Multi-Agent Reinforcement Learning for the Low-Level Control of a Quadrotor UAV

Beomyeol Yu,Taeyoung Lee
2024-02-27
Abstract:By leveraging the underlying structures of the quadrotor dynamics, we propose multi-agent reinforcement learning frameworks to innovate the low-level control of a quadrotor, where independent agents operate cooperatively to achieve a common goal. While single-agent reinforcement learning has been successfully applied in quadrotor controls, training a large monolithic network is often data-intensive and time-consuming. Moreover, achieving agile yawing control remains a significant challenge due to the strongly coupled nature of the quadrotor dynamics. To address this, we decompose the quadrotor dynamics into translational and yawing components and assign collaborative reinforcement learning agents to each part to facilitate more efficient training. Additionally, we introduce regularization terms to mitigate steady-state errors and prevent excessive maneuvers. Benchmark studies, including sim-to-sim transfer verification, demonstrate that our proposed training schemes substantially improve the convergence rate of training, while enhancing flight control performance and stability compared to traditional single-agent approaches.
Robotics,Systems and Control
What problem does this paper attempt to address?
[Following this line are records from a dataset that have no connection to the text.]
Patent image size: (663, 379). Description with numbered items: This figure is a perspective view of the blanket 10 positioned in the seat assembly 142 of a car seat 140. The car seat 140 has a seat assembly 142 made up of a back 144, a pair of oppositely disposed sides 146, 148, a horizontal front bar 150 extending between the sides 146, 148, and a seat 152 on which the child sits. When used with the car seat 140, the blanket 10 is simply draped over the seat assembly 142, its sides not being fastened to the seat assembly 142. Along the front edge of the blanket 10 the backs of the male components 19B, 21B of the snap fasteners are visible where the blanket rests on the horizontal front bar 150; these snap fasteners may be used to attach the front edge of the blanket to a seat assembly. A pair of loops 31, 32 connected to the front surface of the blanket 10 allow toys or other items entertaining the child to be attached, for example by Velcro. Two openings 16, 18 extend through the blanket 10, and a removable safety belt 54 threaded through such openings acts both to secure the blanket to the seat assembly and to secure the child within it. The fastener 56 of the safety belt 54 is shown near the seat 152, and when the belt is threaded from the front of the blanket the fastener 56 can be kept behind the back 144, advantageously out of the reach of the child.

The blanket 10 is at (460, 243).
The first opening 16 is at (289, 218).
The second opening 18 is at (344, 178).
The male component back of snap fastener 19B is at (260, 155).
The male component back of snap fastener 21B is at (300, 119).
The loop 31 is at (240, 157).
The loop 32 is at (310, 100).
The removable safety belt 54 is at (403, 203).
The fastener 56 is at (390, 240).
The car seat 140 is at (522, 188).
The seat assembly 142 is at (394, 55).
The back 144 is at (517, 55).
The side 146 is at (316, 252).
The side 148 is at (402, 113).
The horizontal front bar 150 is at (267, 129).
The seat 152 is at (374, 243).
### Problems Addressed by the Paper The paper aims to innovate the low-level control methods of quadrotor UAVs (Quadrotor UAV) through Multi-Agent Reinforcement Learning (MARL). Specifically, the paper proposes a new framework that decomposes the dynamics of the quadrotor UAV into translational and yaw parts, and assigns them to cooperative reinforcement learning agents respectively, to achieve more efficient training and more stable flight control. The main contributions of the paper include: 1. **Improved flight stability and robustness**: By decoupling yaw control from position control, flight stability is significantly improved, especially suitable for large-angle flights. 2. **Reduced overall training time**: Each agent focuses on its specific task, which allows for faster convergence and requires less training data compared to complex single-agent systems. 3. **Introduction of regularization terms**: Two regularization terms are introduced to reduce steady-state errors in position tracking and prevent excessive control inputs. 4. **Flexible training scheme**: The proposed scheme can be combined with any multi-agent reinforcement learning algorithm. In this paper, it is specifically implemented with the Multi-Agent TD3 (MATD3) algorithm, demonstrating significant advantages in training efficiency over the single-agent TD3 algorithm.